Friday, May 15, 2009

I'm Henry the VIII, I Am

Based on flimsy research I've concluded that Henry is the most popular name in all of children's literature. It is a name popular for protagonists both human and anthropomorphic as well as secondary characters and even antagonists. It's a name that transcends generations as it remains popular today and yet can be found in examples of classical literature. Here is some data to back up what I realize may be a bold statement.

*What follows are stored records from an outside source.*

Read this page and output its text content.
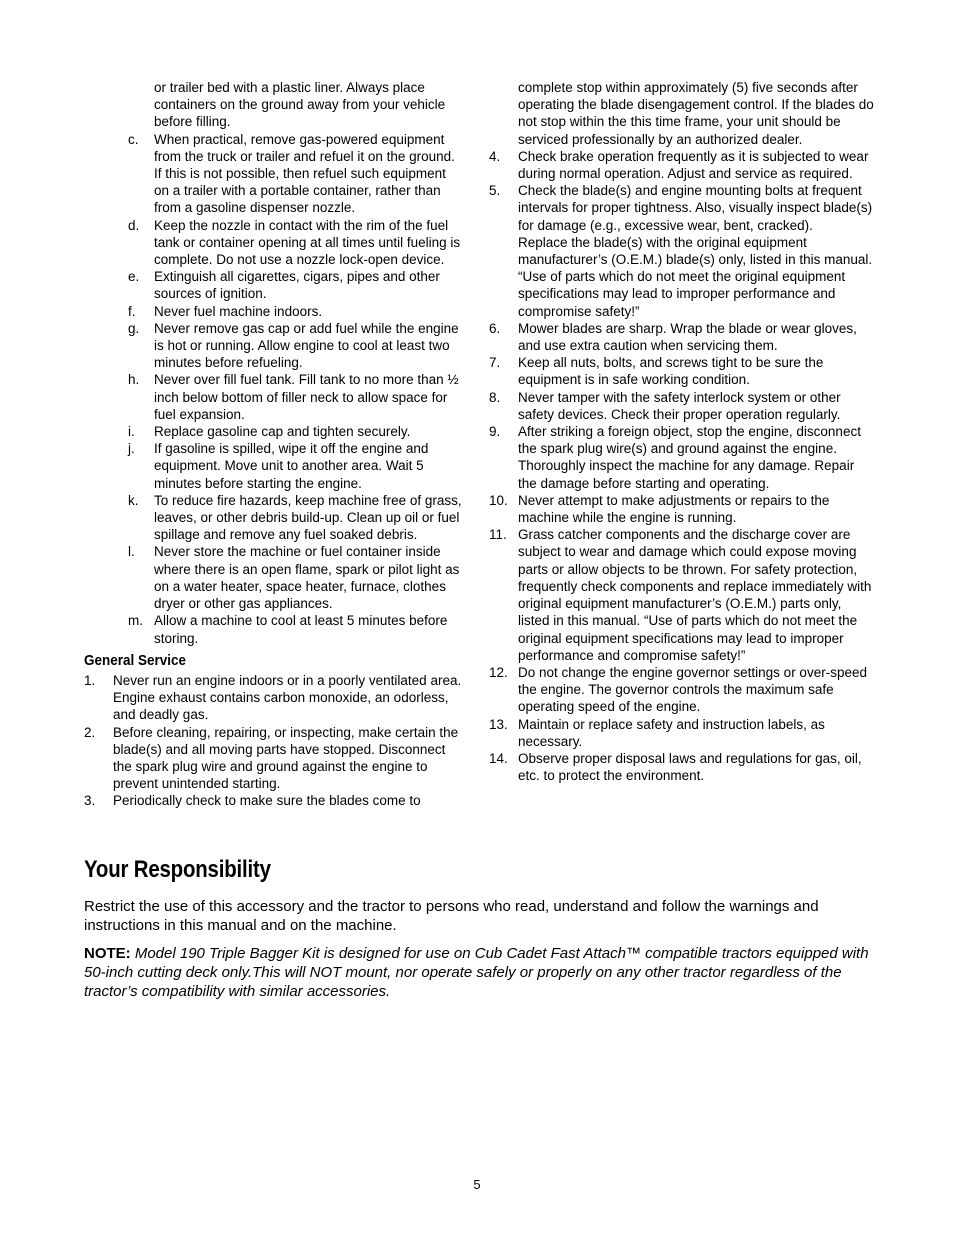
or trailer bed with a plastic liner. Always place containers on the ground away from your vehicle before filling.
c.	When practical, remove gas-powered equipment from the truck or trailer and refuel it on the ground. If this is not possible, then refuel such equipment on a trailer with a portable container, rather than from a gasoline dispenser nozzle.
d.	Keep the nozzle in contact with the rim of the fuel tank or container opening at all times until fueling is complete. Do not use a nozzle lock-open device.
e.	Extinguish all cigarettes, cigars, pipes and other sources of ignition.
f.	Never fuel machine indoors.
g.	Never remove gas cap or add fuel while the engine is hot or running. Allow engine to cool at least two minutes before refueling.
h.	Never over fill fuel tank. Fill tank to no more than ½ inch below bottom of filler neck to allow space for fuel expansion.
i.	Replace gasoline cap and tighten securely.
j.	If gasoline is spilled, wipe it off the engine and equipment. Move unit to another area. Wait 5 minutes before starting the engine.
k.	To reduce fire hazards, keep machine free of grass, leaves, or other debris build-up. Clean up oil or fuel spillage and remove any fuel soaked debris.
l.	Never store the machine or fuel container inside where there is an open flame, spark or pilot light as on a water heater, space heater, furnace, clothes dryer or other gas appliances.
m. Allow a machine to cool at least 5 minutes before storing.
General Service
1.	Never run an engine indoors or in a poorly ventilated area. Engine exhaust contains carbon monoxide, an odorless, and deadly gas.
2.	Before cleaning, repairing, or inspecting, make certain the blade(s) and all moving parts have stopped. Disconnect the spark plug wire and ground against the engine to prevent unintended starting.
3.	Periodically check to make sure the blades come to
complete stop within approximately (5) five seconds after operating the blade disengagement control. If the blades do not stop within the this time frame, your unit should be serviced professionally by an authorized dealer.
4.	Check brake operation frequently as it is subjected to wear during normal operation. Adjust and service as required.
5.	Check the blade(s) and engine mounting bolts at frequent intervals for proper tightness. Also, visually inspect blade(s) for damage (e.g., excessive wear, bent, cracked).
Replace the blade(s) with the original equipment manufacturer’s (O.E.M.) blade(s) only, listed in this manual. “Use of parts which do not meet the original equipment specifications may lead to improper performance and compromise safety!”
6.	Mower blades are sharp. Wrap the blade or wear gloves, and use extra caution when servicing them.
7.	Keep all nuts, bolts, and screws tight to be sure the equipment is in safe working condition.
8.	Never tamper with the safety interlock system or other safety devices. Check their proper operation regularly.
9.	After striking a foreign object, stop the engine, disconnect the spark plug wire(s) and ground against the engine. Thoroughly inspect the machine for any damage. Repair the damage before starting and operating.
10. Never attempt to make adjustments or repairs to the machine while the engine is running.
11. Grass catcher components and the discharge cover are subject to wear and damage which could expose moving parts or allow objects to be thrown. For safety protection, frequently check components and replace immediately with original equipment manufacturer’s (O.E.M.) parts only, listed in this manual. “Use of parts which do not meet the original equipment specifications may lead to improper performance and compromise safety!”
12. Do not change the engine governor settings or over-speed the engine. The governor controls the maximum safe operating speed of the engine.
13. Maintain or replace safety and instruction labels, as necessary.
14. Observe proper disposal laws and regulations for gas, oil, etc. to protect the environment.
Your Responsibility
Restrict the use of this accessory and the tractor to persons who read, understand and follow the warnings and instructions in this manual and on the machine.
NOTE: Model 190 Triple Bagger Kit is designed for use on Cub Cadet Fast Attach™ compatible tractors equipped with 50-inch cutting deck only.This will NOT mount, nor operate safely or properly on any other tractor regardless of the tractor’s compatibility with similar accessories.
5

Let's start with a few obvious examples.
For series books there's of course Henry and Mudge and Beverly Cleary's Henry Huggins series. Interestingly both of those series feature boys named Henry who have dogs, but Henry-and-the-pet-dog connection is a subject for another day. Henry is the name of the oldest sibling in the Boxcar Children mystery series. His age fluctuates between 14 and 18 depending on whether or not they need him to drive a car in order to solve the case. Incidentally, Henry is also the middle name of the children's grandfather - Mr. Alden.For animal characters named Henry there's a series about an adventurous cat named Henry who stars in titles such as "Henry the Sailor Cat," and "Blue Ribbon Henry."
Henry the bear is the main character in a series of picture books with titles like "Henry Builds A House," and "Henry Takes A Walk." In these stories our hero Henry is based on Henry David Thoreau, who, if I were going to rewrite as an animal I wouldn't turn into a bear. If I were to cast the characters of American Bloomsbury as anthropomorphic animals I think I see Emerson as more of a bear, with Mrs. Emerson being a fox. Father Abcott would be a mule and bookish Louisa an owl. Henry David, having spent so much time down at Walden Pond, I would make some kind of fowl. Maybe a swan or at least an ugly ducking.
"Henry Goes Visiting," is about a barnyard porcine who travels one farm over to visit his sister, Henrietta pig. The cautionary tale of "Henry's Awful Mistake," features a duck named Henry who encounters disastrous results when he tries to deal with his ant problem using a hammer.
Back to human Henrys there's Henry Green a boy who, according to the back flap of "Chocolate Fever," "probably loved chocolate more than any body in the history of the world."
Henry as an antagonist? Look no further than "Mike Mulligan and his Steam Shovel." Who can forget Henry B. Swoop smiling "in a rather mean way," and announcing that Mike Mulligan wouldn't get paid for digging the cellar of the new town hall in "just one day" because Maryanne wasn't out of the cellar and therefore, "the job isn't finished."
For secondary characters, those who you might not notice were named Henry unless you happened to suddenly find yourself obsessed with the name, we turn first to one of the great classics, Charlotte's Web. Although none of the barnyard animals sported the name, surely you remember Henry Fussy, the violin player and Fern's love interest. Yes, Fern had a love interest, look it up yourself.
Even the French version of Henry has it day with "Herni Mouse" a disturbing little picture book in which Henri, the artist mouse, moves to Paris and makes everything he paints disappear.
There are Henrys that barely register, again unless you're looking. In the book "Cloudy with a Chance of Meatballs," which makes me hungry just thinking about it, Henry is the name of the little brother who gets a pancake flipped on his head at breakfast thus inspiring Grandpa to tell the bedtime story that makes up the bulk of the book's plot. Interestingly, the narrator is Henry's sister who is nameless as is Grandpa - he's just Grandpa. Only Henry has a proper name.
Henry's show up in surprising places. In the book "Goose's Story," a true story about a goose with only one foot, the narrator's dog is named Henry. In "I Drive a Dump Truck," the dump truck driver is named Henry.
According to the site Henry means "ruler of the house" which I guess is why all those kings sport the name. In the 1900s Henry was a top ten boy's name and according to it was 118th most popular between the years 2000 and 2003.
"Charlotte's Web" is filled with colorful names. Remember Lurvy, Templeton, and Avery? I don't know why Charlotte falls for someone with such a plain name but maybe that's the lure of Henry - it's a simple, accessible name, not too flashy. A name that gets the job done without calling a lot of attention to itself. It's a bit of a no nonsense name. I would consider it to be a good stoical New England name. Henrys don't go around expressing their feelings and hugging everyone they meet. I can see why none of the characters in "Because of Winn-Dixie" were named Henry.